Auch junge Unternehmen und Entwickler profitieren, da sie auf bestehende und bewährte Schnittstellen zurückgreifen können, anstatt diese aufwendig neu zu programmieren. Auf diese Weise lassen sich innovative Produkte in immer kürzerer Zeit auf den Markt bringen und dort langfristig etablieren.
Gemeinsame Standards für durchgängige Machine-Vision-Prozesse
Auch in der industriellen Bildverarbeitung (Machine Vision) kommen vermehrt Standards und Schnittstellen zum Einsatz. Die wichtigste Rolle spielen dabei die technischen Industriestandards, für deren Entwicklung und Verabschiedung sich Verbände sowie Unternehmen verantwortlich zeichnen. Zu den wichtigen technischen Industrienormen im Machine-Vision-Umfeld zählen Standards für den Bildeinzug wie etwa GigE Vision. Dieser sorgt mittels Gigabit-Ethernet-Interface für eine nahtlose Anbindung von Bildeinzugsgeräten, wie Industriekameras oder Sensoren, an Netzwerkinfrastrukturen.
Auch über die Schnittstelle GenICam (Generic Interface for Cameras) lassen sich Kameras durchgängig integrieren, wobei die Interfaces der Kameras von Programmierschnittstellen bestimmter Anwendungen entkoppelt werden. MVTec als Anbieter von Machine-Vision-Standardsoftware hat in großem Umfang zur Weiterentwicklung der GenICam-Schnittstelle beigetragen. So hat das Unternehmen das GenICam GenTL Producer Framework in eigener Regie programmiert und zur allgemeinen Nutzung freigegeben. In diesem Zusammenhang steht der Production-Ready-Code der gesamten GenICam-Community und den eigenen Kunden kostenlos zur Verfügung.
Darüber hinaus haben in Machine Vision auch Standards für die durchgängige Prozesskommunikation eine zentrale Bedeutung. OPC UA etwa sorgt für den fließenden Datentransfer zwischen Komponenten verschiedener Anbieter. Dies ebnet den Weg für eine durchgängige Kompatibilität mit allen denkbaren Plattformen und Betriebssystemen. Als übergeordnetes Framework setzt OPC UA den Standard für eine gemeinsame Sprache, über die verschiedene Systemwelten Daten miteinander austauschen und kommunizieren. Dadurch wird es möglich, vielfältige Applikationen zur industriellen Automatisierung nahtlos zu integrieren.

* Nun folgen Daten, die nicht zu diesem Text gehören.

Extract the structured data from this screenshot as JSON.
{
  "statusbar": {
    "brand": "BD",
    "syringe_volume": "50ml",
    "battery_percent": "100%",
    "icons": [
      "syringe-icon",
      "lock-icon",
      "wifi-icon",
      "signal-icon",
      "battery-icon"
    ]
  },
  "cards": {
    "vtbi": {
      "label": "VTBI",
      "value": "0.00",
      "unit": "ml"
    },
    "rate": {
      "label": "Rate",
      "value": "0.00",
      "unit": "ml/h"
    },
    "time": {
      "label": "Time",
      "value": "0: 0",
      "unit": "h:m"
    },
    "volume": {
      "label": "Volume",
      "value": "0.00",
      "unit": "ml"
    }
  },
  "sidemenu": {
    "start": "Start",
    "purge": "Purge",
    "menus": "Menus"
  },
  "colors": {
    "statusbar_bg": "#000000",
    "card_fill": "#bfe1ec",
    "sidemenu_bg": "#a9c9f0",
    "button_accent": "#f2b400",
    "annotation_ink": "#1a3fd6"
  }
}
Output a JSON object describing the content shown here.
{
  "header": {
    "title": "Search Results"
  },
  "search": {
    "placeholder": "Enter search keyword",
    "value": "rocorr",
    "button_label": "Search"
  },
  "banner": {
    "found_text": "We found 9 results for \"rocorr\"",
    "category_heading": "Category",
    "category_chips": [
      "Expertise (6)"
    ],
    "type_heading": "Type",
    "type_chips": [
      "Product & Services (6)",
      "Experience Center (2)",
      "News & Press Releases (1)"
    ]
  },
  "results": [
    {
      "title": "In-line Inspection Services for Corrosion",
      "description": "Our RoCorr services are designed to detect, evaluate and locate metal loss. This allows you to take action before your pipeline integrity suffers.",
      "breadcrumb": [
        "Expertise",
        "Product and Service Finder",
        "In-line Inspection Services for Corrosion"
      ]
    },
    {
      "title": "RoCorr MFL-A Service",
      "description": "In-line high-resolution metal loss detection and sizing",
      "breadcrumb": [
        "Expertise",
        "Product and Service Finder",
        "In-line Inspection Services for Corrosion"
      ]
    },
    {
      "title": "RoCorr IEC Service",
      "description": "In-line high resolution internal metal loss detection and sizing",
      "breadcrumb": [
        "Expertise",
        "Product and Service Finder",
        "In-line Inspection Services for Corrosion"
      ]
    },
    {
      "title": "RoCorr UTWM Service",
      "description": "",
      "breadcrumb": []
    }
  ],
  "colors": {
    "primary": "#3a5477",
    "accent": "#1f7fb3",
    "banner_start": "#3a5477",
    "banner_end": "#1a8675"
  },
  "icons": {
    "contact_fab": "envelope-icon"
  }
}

Deep-Learning-Standards fehlt noch die Marktreife
Immer wichtiger für das gesamte Industrieumfeld und damit auch für Machine Vision werden aktuell Technologien, die auf künstlicher Intelligenz basieren. Eine zentrale Rolle spielt hierbei Deep Learning, das auf künstlichen neuronalen Netzen (Convolutional Neural Networks/CNN) basiert. Auch hierfür werden gemeinsame Standards geschaffen, die sich derzeit allerdings noch in einem frühen Entwicklungsstadium befinden. Als eine der ersten Initiativen auf diesem Gebiet gilt Open Neural Network Exchange (ONNX), ein offenes Format zur Darstellung von Machine-Learning-Modellen, das bereits von einigen Frameworks unterstützt wird. Aufgrund der Vielzahl von zur Anwendung kommenden Frameworks, Bibliotheken und Methoden unterliegt dieser Standard jedoch einer starken Fragmentierung. Daher kann er derzeit einen produktiven Betrieb im
industriellen Kontext noch nicht vollumfänglich abdecken.